While this particular individual may be a scammer, his actions should not be imputed to the entire workers’ compensation system. Indeed, Dateline takes this single incidence and uses it to imply that the worker is taking money out of the viewers’ pockets and it is due to a corrupt system.
Critiques in the Portrayal
However, despite Dateline’s simplistic approach, workers’ compensation fraud does not “take money” from individual people. Workers’ compensation is paid by one of two entities (1) an insurance company or (2) the employer if the company is self-insured. Therefore, fraud, if it occurs, takes money from insurance companies.
In turn, the insurance company may or may not raise rates on its policyholders (other companies). The rise in the rates could be passed onto the consumer in the form of higher prices for goods and services or lower wages for workers – but the company may take the costs out of its profits.
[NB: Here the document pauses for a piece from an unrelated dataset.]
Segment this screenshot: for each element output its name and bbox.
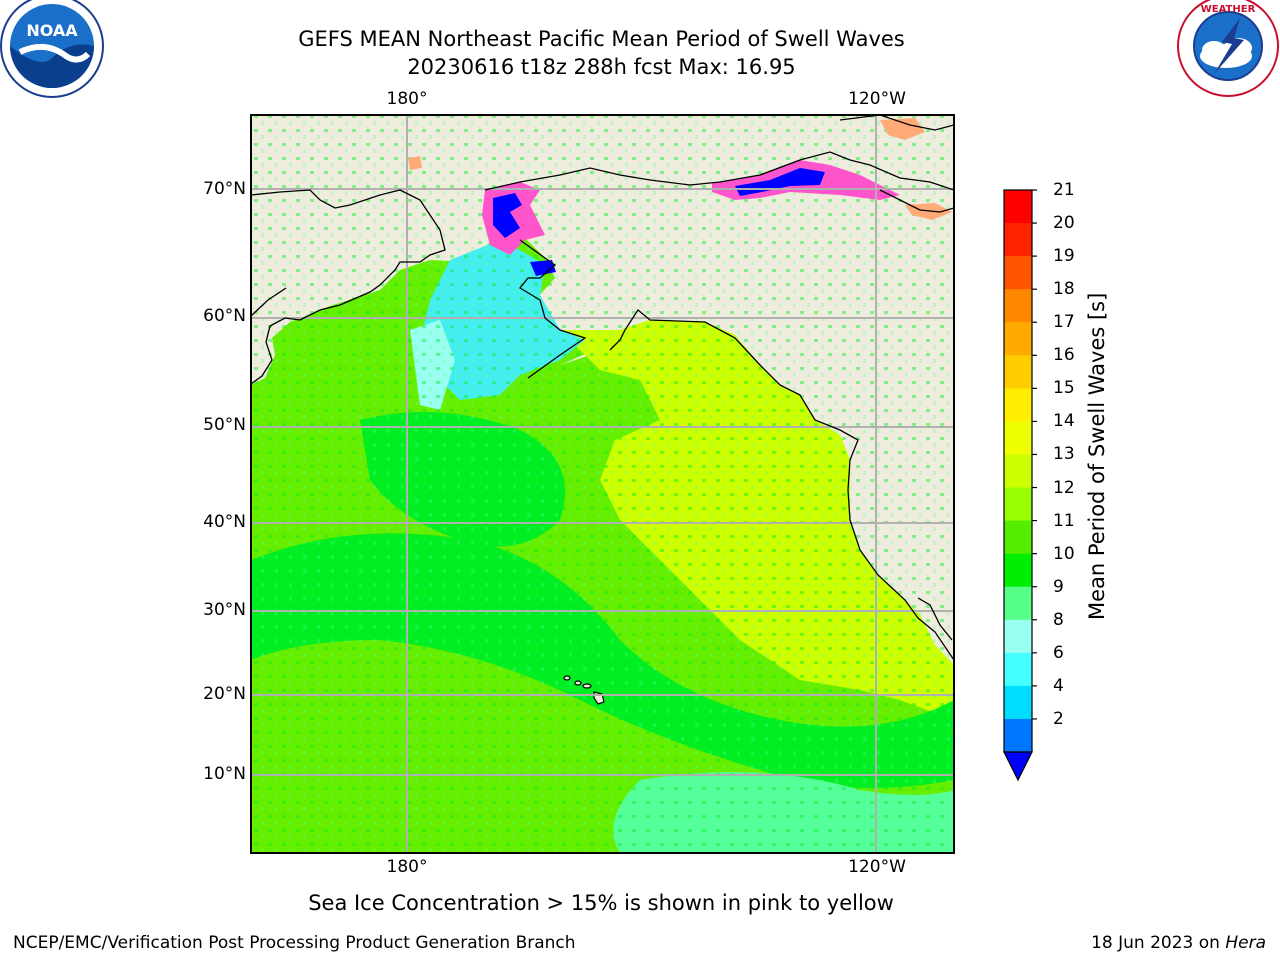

However, by this point, the fraud is so diluted that it cannot be said to take money directly from people.
Moreover, the Dateline special does not do anything to put the fraud in context. Numerous studies have found that workers’ compensation fraud rarely exceeds one to two percent of all claims. The Dateline special portrayed fraud as overwhelming the system when in reality it is very rare.
Actual Fraudulent Claim Rates
Rates of workers’ compensation fraud have decreased for decades. In 1993, fraudulent claims composed about 2.17 percent of payroll. In 1998, it dropped to 1.35 percent. Additionally, over the same period, workers’ benefits dropped by 35 percent while workers’ compensation costs on companies decreased by 38 percent.
Additionally, the Dateline study cited a report which claimed that $5 billion is lost to fraud every year. However, a report commissioned by the AFL-CIO criticized the assumptions in the study which relied on impressions or attitudes – not actual fraud levels. A study published in 2000 found that the price of fraud is actually $1.2 billion. While $1.2 billion is a substantial sum, it is only about two percent of the entire workers’ compensation system.
Finally, the Dateline special does not address fraud perpetrated by companies, such as misclassifying workers, under-reporting payroll, and other actions that deprive workers of their protection.